The era where the Royal Family enjoyed uncritical public support is long gone. The death of Queen Elizabeth the Queen Mother broke the link for good, but other aspects of Royal behavior, with the 24×7 intrusive news cycle, have become public knowledge, revealing the soft underbelly of a dysfunctional family crushed by duty and increasingly dominated by people way past State retirement age. The Royal divorce rate is appalling, and the hugely debatable behavior of Prince Andrew has thrown a shadow over the family.
The Royal Family’s reaction has been predictable. In classic stiff-upper-lip UK family mode, they are expecting that everybody should keep quiet in public, and sort things out behind closed doors. The problem with that approach is that the media will dig and dig for anything that can be used to drive public commentary. So now we have the Faustian bargain in place, with the Royal Family leaking snippets to the tabloids to keep them interested, give them stuff to print and speculate on, and also to promulgate the “party line”. There is an entire industry in the UK devoted to royal-watching, generating hundreds of jobs. It is a big business for the media. A beast that must be fed.
The “party line” in this context is that Harry is a naif, captured by an American bitch. It is a classic story line, and in the grand tradition of tabloid journalism, whether it is factual is irrelevant. One of the classic UK tabloid rules is that one should never let the facts get in the way of a good story.
Having observed the way in which the UK narrative about their move to the USA was being shaped by the tabloid relationship, I suspect that Harry and Meghan decided that they had to put their side of the story in the public domain. Hence the Oprah interview.
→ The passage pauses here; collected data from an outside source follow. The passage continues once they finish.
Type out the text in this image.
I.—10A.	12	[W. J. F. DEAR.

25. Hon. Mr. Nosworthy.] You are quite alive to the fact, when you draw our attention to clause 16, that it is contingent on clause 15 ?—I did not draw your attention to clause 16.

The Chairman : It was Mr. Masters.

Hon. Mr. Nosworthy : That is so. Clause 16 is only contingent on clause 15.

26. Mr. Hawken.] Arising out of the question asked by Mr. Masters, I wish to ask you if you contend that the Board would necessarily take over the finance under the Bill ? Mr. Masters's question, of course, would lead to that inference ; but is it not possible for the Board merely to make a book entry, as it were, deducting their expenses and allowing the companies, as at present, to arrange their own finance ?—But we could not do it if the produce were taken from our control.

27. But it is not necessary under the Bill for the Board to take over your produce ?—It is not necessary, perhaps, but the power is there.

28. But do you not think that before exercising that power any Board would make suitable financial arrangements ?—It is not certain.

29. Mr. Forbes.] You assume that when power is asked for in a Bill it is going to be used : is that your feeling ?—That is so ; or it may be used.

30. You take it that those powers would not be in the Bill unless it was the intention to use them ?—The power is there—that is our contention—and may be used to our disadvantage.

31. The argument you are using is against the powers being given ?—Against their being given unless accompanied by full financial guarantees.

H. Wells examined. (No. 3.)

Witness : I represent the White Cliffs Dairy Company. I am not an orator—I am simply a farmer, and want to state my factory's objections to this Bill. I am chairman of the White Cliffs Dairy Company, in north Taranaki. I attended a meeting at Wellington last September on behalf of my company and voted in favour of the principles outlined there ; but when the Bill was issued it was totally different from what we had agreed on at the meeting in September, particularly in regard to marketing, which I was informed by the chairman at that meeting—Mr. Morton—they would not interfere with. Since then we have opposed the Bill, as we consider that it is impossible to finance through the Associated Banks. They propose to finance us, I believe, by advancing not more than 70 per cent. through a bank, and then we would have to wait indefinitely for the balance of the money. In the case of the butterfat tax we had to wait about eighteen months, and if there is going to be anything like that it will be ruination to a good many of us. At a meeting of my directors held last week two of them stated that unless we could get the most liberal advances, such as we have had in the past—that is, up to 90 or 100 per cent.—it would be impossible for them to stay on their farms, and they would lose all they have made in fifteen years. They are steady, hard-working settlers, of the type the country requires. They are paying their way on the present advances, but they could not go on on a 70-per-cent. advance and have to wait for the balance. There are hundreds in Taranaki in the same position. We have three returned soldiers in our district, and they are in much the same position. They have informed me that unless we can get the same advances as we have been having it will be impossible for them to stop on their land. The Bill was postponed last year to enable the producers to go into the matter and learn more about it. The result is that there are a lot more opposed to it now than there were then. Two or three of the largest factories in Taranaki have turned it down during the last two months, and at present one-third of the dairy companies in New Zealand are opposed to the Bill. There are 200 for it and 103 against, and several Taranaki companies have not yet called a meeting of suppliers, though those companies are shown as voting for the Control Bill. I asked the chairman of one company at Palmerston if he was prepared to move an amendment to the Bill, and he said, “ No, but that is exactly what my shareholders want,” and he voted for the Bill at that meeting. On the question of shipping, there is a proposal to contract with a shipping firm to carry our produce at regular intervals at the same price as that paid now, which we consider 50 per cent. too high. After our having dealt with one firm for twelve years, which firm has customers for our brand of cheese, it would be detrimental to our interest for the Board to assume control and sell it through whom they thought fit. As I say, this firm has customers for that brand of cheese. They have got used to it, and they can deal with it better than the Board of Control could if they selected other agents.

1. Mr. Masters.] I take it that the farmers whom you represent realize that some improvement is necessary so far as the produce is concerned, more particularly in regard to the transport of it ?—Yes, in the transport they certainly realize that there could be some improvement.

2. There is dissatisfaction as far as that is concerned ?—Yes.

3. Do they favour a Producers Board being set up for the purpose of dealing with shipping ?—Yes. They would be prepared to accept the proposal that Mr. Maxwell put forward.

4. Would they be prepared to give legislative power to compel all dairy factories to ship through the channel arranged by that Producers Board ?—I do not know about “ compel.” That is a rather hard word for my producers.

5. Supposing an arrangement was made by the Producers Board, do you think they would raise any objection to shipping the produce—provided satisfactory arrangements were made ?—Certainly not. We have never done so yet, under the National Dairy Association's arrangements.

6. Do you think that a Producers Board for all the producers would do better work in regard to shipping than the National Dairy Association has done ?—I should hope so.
In family management terms, the Oprah interview was never going to have a positive outcome. I am sure that Harry and Meghan knew that, but I suspect that at this point in time, they don’t care enough, given their exile, to let it influence their actions.
Who do I believe? I don’t think that you can believe either side’s version of events and take it at face value. I suspect that selective memory is playing a part in the explanation of events on both sides.
How will all of this play out? To use the old English phrase, buggered if I know. The Royal Family can, if they really want to, just forget all about Harry and continue to manage the brand with the on-deck royals. However, that has its own risks. If other people associated with the late Jeffrey Epstein (perhaps with family names like Maxwell) end up revealing more information about what really happened at parties involving a certain Royal Family member, the Royal Family may suddenly start to wish that they had Harry and Meghan onside instead of in exile. The current generation of Royals are no more publicly exciting than the last generation. With the exception of the Duke of Sussex.